Je dois bien avouer un truc dont j’ai un peu honte : je n’aime pas particulièrement le western. Même si je reconnais que d’un point de vue purement cinématographique le genre peut se prêter, au moins sur la forme, à de bien belles choses, j’ai toujours été beaucoup plus intéressé par ce qu’il se passait sur le vieux continent à l’époque dite du far west.

Mais alors là, on est sur autre chose.

Déjà, exit les indiens bilingues et la cavalerie émérite. Le western de Leone se centre sur le bas instinct, la sueur et l’avidité. Fini le héros vertueux et le manichéisme formel. Fini le western de papi, ici on balance de nouveaux codes, tant esthétiques que moraux.

Et d’entrée, passé l’envie de se faire violer par un Clint Eastwood beau comme un diable, on est interpellé par la façon dont un enfant (insupportable au demeurant) se fait molester à l’écran presque sans concession, sous les yeux quasi indifférents d’un individu introduit comme le personnage principal d’un film qui à son image se fera plus observateur semi passif que porteur d’une morale sans ambiguïté.

Le Joe, ça c’est que j’appelle un personnage, bordel ! En voilà un comme je les aime et comme on en fait peu. Évidemment, le charisme et la désinvolture naturelle de Clint lui doit beaucoup ; mais c’est l’écriture qui fait l ‘essentiel de sa substance en floutant ses barrières morales. Opportuniste, trop malin pour être honnête, peu enclin au sentimentalisme, violent et revanchard, voilà de quoi demander un minimum de nuance au regard du spectateur de l’époque, n’est ce pas ?

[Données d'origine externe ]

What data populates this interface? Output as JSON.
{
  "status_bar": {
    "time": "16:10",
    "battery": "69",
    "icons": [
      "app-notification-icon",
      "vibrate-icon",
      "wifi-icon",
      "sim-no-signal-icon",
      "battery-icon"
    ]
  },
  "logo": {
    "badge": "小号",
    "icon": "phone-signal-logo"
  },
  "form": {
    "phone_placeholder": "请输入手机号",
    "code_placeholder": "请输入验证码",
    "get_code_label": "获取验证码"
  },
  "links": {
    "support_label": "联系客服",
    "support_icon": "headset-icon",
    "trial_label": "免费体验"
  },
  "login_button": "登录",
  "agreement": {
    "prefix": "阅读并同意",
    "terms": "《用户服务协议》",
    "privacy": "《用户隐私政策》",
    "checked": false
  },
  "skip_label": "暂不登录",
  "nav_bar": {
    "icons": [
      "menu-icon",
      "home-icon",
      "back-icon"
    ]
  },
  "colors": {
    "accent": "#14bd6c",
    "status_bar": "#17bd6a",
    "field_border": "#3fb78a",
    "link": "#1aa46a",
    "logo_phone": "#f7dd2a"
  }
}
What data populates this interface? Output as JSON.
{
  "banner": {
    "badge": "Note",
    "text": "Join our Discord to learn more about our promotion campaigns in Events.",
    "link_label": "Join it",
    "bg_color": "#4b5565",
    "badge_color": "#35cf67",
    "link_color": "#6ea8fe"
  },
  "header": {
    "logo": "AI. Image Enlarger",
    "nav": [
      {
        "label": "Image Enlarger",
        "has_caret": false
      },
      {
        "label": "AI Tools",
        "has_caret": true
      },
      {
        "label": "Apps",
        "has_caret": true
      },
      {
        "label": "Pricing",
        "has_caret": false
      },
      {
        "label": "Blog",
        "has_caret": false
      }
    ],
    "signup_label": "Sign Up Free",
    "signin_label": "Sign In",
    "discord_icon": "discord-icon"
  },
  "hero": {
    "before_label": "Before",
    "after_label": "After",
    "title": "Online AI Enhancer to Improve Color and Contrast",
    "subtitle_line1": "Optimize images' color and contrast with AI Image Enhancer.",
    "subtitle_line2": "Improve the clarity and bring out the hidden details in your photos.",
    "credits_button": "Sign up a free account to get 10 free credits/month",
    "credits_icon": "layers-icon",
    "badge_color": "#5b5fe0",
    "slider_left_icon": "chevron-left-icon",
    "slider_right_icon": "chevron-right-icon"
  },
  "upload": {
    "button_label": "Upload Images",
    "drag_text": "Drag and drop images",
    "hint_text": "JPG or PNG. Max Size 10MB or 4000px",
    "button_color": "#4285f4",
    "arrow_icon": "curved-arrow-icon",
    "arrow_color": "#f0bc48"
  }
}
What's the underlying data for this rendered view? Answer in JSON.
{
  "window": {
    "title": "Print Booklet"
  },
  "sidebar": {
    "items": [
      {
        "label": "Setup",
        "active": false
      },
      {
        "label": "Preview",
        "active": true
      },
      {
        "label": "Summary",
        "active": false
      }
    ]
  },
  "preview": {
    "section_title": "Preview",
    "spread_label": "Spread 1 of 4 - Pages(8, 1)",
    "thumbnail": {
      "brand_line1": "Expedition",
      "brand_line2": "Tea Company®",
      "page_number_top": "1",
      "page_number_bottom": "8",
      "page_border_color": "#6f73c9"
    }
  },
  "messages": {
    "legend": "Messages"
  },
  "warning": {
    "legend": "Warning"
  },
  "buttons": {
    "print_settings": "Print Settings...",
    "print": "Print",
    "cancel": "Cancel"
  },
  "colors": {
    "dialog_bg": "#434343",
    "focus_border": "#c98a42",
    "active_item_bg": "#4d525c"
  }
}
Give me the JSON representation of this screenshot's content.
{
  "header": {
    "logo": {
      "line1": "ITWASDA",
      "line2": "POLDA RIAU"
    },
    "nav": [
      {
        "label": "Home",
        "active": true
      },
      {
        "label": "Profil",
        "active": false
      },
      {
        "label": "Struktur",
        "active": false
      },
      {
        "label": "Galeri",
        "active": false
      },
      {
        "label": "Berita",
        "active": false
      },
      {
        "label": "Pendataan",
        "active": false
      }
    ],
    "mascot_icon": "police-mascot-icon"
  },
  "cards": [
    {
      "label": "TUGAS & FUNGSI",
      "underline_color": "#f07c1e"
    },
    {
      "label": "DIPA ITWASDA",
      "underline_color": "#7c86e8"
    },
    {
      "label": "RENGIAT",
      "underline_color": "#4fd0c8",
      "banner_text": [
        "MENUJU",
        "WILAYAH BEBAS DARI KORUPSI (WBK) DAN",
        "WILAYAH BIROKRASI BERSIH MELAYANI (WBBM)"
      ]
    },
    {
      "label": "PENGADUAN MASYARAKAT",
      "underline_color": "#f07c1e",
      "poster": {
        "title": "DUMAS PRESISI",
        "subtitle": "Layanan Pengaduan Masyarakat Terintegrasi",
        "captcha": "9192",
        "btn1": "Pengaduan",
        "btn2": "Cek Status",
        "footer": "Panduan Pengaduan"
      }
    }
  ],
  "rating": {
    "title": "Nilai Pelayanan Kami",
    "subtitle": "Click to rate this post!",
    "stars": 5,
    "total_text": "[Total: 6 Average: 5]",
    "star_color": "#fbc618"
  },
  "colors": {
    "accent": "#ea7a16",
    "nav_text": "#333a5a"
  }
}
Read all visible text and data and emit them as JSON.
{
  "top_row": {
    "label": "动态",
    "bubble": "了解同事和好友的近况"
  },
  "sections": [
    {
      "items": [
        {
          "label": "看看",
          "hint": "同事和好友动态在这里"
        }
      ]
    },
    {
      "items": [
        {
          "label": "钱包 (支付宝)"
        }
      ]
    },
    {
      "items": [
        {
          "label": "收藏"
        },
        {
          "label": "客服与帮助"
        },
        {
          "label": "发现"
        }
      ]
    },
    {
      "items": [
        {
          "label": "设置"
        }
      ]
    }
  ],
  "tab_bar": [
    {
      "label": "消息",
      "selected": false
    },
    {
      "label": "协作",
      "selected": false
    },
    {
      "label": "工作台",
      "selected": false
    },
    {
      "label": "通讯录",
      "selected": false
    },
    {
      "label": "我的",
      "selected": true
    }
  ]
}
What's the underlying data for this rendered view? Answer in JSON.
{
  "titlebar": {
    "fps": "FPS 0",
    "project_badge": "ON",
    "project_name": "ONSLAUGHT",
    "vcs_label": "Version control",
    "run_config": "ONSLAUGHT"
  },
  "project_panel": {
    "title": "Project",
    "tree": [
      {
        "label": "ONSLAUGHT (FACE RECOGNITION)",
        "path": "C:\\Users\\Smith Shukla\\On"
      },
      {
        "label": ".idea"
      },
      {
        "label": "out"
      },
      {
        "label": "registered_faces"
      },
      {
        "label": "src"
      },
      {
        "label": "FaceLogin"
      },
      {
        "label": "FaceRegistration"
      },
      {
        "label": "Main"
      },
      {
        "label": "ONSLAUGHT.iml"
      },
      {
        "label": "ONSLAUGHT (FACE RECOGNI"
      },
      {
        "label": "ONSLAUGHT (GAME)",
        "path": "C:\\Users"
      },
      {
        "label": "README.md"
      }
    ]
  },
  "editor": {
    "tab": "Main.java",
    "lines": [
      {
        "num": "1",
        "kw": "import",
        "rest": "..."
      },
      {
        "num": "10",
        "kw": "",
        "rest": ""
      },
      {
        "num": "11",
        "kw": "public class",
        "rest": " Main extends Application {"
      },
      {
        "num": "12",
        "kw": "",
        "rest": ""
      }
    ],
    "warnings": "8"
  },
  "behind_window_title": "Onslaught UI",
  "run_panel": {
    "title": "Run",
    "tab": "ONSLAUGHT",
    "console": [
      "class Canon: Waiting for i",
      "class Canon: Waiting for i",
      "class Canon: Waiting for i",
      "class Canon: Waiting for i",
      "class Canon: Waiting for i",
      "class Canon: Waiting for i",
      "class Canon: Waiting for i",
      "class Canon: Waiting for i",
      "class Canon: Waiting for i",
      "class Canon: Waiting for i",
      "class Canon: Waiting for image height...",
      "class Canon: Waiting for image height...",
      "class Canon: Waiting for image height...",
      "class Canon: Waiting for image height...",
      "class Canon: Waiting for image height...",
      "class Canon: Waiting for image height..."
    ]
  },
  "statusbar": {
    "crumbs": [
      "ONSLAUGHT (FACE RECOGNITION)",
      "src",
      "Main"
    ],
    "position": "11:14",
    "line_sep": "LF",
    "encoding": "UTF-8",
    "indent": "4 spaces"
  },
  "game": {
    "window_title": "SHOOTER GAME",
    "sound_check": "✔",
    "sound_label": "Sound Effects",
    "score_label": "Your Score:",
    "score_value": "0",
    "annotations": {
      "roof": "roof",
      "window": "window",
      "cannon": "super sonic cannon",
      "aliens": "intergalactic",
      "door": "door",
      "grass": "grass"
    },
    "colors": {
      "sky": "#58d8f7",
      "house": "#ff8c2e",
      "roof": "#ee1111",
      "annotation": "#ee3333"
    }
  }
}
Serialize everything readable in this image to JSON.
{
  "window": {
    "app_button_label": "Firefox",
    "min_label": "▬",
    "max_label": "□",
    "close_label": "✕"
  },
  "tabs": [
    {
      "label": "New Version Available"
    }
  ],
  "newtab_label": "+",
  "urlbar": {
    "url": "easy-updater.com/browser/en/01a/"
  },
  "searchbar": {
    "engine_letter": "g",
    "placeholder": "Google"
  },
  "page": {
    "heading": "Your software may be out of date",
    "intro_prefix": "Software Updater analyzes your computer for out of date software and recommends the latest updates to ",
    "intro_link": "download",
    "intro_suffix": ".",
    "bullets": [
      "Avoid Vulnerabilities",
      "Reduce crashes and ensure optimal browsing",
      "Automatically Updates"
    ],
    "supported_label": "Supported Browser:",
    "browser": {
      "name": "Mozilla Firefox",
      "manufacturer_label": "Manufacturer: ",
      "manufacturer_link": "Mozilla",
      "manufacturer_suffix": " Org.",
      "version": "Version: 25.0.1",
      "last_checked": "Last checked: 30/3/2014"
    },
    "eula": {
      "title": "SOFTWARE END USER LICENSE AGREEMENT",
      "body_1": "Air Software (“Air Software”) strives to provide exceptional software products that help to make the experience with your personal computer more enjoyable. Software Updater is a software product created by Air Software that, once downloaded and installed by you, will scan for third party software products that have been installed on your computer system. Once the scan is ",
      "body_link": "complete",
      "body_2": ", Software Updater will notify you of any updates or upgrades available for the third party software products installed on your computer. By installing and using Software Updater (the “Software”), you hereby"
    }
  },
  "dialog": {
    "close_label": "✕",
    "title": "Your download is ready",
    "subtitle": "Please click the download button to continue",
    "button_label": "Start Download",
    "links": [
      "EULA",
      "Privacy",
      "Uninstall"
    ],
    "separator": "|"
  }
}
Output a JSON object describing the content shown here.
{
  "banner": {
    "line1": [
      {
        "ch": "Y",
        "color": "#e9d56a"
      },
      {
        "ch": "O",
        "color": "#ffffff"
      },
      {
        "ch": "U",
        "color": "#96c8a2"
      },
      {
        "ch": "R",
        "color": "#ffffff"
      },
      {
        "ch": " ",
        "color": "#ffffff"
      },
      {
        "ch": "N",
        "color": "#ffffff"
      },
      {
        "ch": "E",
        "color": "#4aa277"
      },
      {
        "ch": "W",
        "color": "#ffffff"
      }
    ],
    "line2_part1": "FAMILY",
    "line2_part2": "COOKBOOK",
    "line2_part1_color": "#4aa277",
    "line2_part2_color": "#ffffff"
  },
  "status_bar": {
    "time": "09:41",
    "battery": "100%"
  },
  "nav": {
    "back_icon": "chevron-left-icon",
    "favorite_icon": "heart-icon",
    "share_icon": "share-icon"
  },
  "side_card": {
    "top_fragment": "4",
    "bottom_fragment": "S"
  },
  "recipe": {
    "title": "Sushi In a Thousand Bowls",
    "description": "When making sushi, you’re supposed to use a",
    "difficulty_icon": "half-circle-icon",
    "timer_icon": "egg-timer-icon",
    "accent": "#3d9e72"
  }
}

De la blagounette de la mule à la demande toute spontanée des 500 dollars aux Rojos en passant par la diversion du soldat pour mâter le contenu de la diligence, qu’est ce qu’on prend son pied devant l’amusement à peine dissimulé du personnage de Joe face à la stupidité ambiante ! Complètement jouissif, enfin un gringo qui m’a fait bien marrer devant mon écran.

Leone quant à lui impressionne par la modernité de ses plans. C’est un ancien dessinateur de BD (amateur) qui vous parle et qui vous dit à quel point ses yeux ont été chatouillés par l’aspect photographique de ses cadres, leur composition, la superposition des éléments, leur (a)symétrie particulière, la place des sujets, la beauté des aspérités des visages que personne avant lui n’a osé montré dans toute leur vérité.

Ça peut paraître con de dire ça comme ça, mais ce qui frappe c’est l’aspect cinématographique des images du film de 64, là où de nos jours on a plutôt l’impression de manger de la cinématique. J’ai été interpellé par la profondeur des plans, au sens de puissance visuelle et esthétique.

Dommage que le film accuse une baisse de régime assez sensible après une première partie totalement délectable, et qu’une ou deux conneries scénaristiques (je ne m’étend pas pour ne pas spoiler) viennent un petit peu alourdir le plaisir pourtant indéniable qui ressort du visionnage.

Et puis il y a ce thème de Morricone, plein d’ironie et de dérision implicite, qui vous reste en tête comme le sourire en coin en repensant à un Clint malin comme un singe, qui vaut bien plus qu’une poignée de dollars.